All was noise and chaos. The kitchen was filled with steam and the smell of garlic. At its far end two clothes-horses sagged under several loads of washing. Every surface, mostly stripped pine, was covered with books, piles of paper or children’s drawings. Phil stood and shook his hand, then excused himself. ‘Got a few emails to answer before supper. You don’t mind?’

‘You must be appalled,’ his sister said, plonking a glass in front of him. ‘You’ll have to excuse the mess. I’ve been on late shifts, Phil has been flat out and we haven’t had a cleaner since Rosario left. All the others are a bit pricey.’

He had missed this chaos. He missed the feeling of being embedded in a noisy, thumping heart. ‘I love it,’ he said, and her eyes scanned his swiftly for sarcasm. ‘No. Seriously. I love it. It feels …’

‘Messy.’

‘That too. It’s good.’ He sat back in his chair at the kitchen table and let out a long breath.

‘Hey, Uncle Ed.’

Ed blinked. ‘Who are you?’

A teenage girl with burnished gold hair and several thick layers of mascara on each eye grinned at him. ‘Funny.’

He looked at his sister for help. She raised her hands. ‘It’s been a while, Ed. They grow. Leo! Come and say hello to Uncle Ed.’

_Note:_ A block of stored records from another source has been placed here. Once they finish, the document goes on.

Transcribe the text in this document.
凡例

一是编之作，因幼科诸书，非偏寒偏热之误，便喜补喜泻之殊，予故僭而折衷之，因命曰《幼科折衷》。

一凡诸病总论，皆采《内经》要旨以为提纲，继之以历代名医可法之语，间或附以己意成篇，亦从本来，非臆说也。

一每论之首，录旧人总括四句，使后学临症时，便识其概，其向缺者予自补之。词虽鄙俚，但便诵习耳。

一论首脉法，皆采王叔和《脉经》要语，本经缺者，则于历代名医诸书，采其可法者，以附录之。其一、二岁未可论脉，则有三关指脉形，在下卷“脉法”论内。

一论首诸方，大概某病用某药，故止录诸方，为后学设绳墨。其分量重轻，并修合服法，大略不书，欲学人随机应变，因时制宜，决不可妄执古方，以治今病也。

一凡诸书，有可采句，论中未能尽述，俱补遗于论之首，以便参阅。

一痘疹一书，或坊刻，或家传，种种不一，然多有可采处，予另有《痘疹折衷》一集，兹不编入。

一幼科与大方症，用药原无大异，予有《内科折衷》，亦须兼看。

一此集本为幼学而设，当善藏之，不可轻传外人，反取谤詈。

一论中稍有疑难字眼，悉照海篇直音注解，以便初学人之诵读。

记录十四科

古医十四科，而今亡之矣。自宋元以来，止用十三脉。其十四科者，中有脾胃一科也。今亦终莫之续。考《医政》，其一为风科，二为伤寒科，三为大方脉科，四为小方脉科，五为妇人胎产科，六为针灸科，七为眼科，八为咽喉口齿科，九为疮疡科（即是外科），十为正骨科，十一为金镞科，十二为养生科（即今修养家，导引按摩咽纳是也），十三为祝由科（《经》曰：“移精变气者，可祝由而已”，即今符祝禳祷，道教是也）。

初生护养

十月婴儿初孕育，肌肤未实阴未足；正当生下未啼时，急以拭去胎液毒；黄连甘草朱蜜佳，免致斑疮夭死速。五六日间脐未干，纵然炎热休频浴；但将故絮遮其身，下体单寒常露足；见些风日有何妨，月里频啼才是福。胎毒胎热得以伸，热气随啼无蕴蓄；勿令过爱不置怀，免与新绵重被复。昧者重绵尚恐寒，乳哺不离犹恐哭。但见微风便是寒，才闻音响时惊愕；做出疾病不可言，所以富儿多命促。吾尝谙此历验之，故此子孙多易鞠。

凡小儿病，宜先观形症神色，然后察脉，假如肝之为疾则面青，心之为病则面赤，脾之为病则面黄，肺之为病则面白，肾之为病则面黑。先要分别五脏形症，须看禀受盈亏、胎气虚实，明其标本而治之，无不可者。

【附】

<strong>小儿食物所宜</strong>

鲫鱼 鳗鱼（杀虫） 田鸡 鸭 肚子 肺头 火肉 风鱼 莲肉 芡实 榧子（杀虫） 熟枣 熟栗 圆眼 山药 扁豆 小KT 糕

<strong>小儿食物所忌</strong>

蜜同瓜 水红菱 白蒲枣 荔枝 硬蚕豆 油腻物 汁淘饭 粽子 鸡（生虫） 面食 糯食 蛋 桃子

‘I thought Uncle Ed was going to prison,’ came the cry from the other room.

‘Excuse me for a minute.’

His sister left the pan of sauce and disappeared into the hall. Ed tried not to hear the distant yelp.

‘Mum says you lost all your money,’ said Justine, sitting down opposite and peeling the crust from a piece of French bread.

Ed’s brain was desperately trying to marry the awkward, reed-thin child he had last seen with this tawny miracle who stared at him with faint amusement, as if he were a museum curio. ‘Pretty much.’

‘Did you lose your swanky flat?’

‘Any minute now.’

‘Damn. I was going to ask you if I could have my sixteenth-birthday party there.’

‘Well, you saved me the trouble of a refusal.’

‘That’s exactly what Dad said. So are you happy that you didn’t get banged up?’

‘Oh, I think I’m still going to be the family cautionary tale for a while.’

She smiled. ‘ Don’t be like naughty Uncle Edward .’

‘Is that how it’s being pitched?’

‘Oh, you know Mum. No moral lesson left unlearnt in this house. “You see how easy it is to end up on the wrong path? He had absolutely everything and now …”’

‘… I’m begging for meals and driving a seven-year-old car.’

‘Nice try. But ours still beats yours by three years.’ She glanced towards the hall, where her mother was speaking to her brother in low tones. ‘Actually, you mustn’t be mean about Mum. You know she spent all of yesterday on the phone working on how to get you into an open prison?’

‘Really?’

‘She was properly stressed about it. I heard her telling someone you wouldn’t last five minutes in Pentonville.’

He felt a pang of something he couldn’t quite identify at his utter ignorance of his sister’s efforts on his behalf. So deep in self-pity had he been that he hadn’t considered how others would be affected if he was sent to prison. ‘She’s probably right.’

Justine pulled a lock of hair into her mouth. She seemed to be enjoying herself. ‘So what are you going to do now you’re a family disgrace with no job and possibly no home?’

‘No idea. Should I take up a drugs habit? Just to round it off?’

‘Ugh. No. Stoners are so boring.’ She peeled her long legs off the chair. ‘And Mum’s busy enough as it is. Although, actually, I should say yes. Because you’ve totally taken the heat off me and Leo. We now have so little to live up to.’